Alain Mabanckou fait un crochet par Montréal pour nous présenter son Black Bazar, portrait d’un dandy noir en peine d’amour et des étonnants personnages qui l’entourent dans un Paris aux vives couleurs d’Afrique.

Franco-Congolais et globe-trotter, poète et romancier bardé de prix, prof de littérature à UCLA, Californie, traducteur de l’écrivain états-unien d’origine nigériane Uzodinma Iweala, Montréalais de coeur ("J’ai de grands copains ici, c’est en train de devenir mon troisième pays!"), Alain Mabanckou est dans le mouvement comme un poisson dans l’eau. L’homme aux 23 casquettes – c’est lui qui le dit! – et aux multiples chapeaux publiait plus tôt cette année le picaresque Black Bazar, un roman qui, après African psycho, Verre Cassé et Mémoires de porc-épic (Renaudot 2006), contribue à nous faire voir autrement, et mieux, la réalité africaine contemporaine.

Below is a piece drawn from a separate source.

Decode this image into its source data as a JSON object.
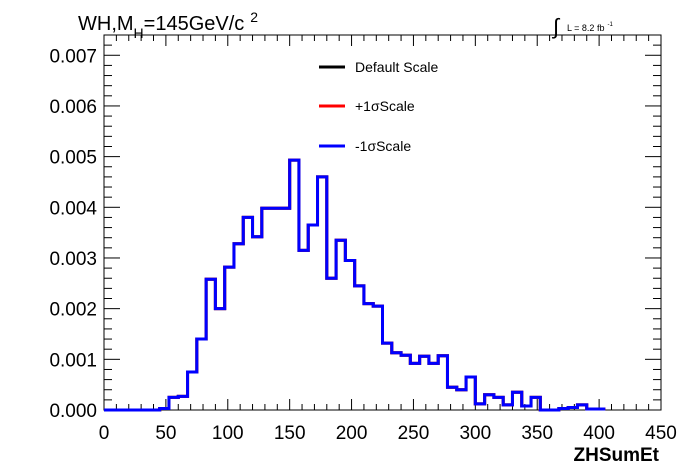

Au centre du bazar, il y a le Fessologue (il est passé maître dans l’analyse du derrière de ces dames). Ce dandy africain, qui consacre l’essentiel de son petit budget aux vêtements griffés, a perdu un peu de sa superbe depuis que la mère de sa fille, d’origine congolaise mais née à Nancy et appelée Couleur d’origine en raison de sa peau très noire, l’a plaqué pour suivre L’Hybride, qui joue du tam-tam "dans un groupe que personne ne connaît en France, y compris à Monaco et en Corse". Nous le trouvons quatre mois plus tard, toujours sous le choc, abîmé comme tous les beaux personnages de romans, sensible comme jamais à ceux qui l’entourent. "Il n’y a pas vraiment de rôles principaux dans mes livres. Je suis fasciné d’ailleurs par le cinéma dans lequel il y a beaucoup de personnages secondaires. Ici nous avons un narrateur, mais il sert d’abord à présenter les autres, chacun venant donner de l’étoffe à l’histoire principale."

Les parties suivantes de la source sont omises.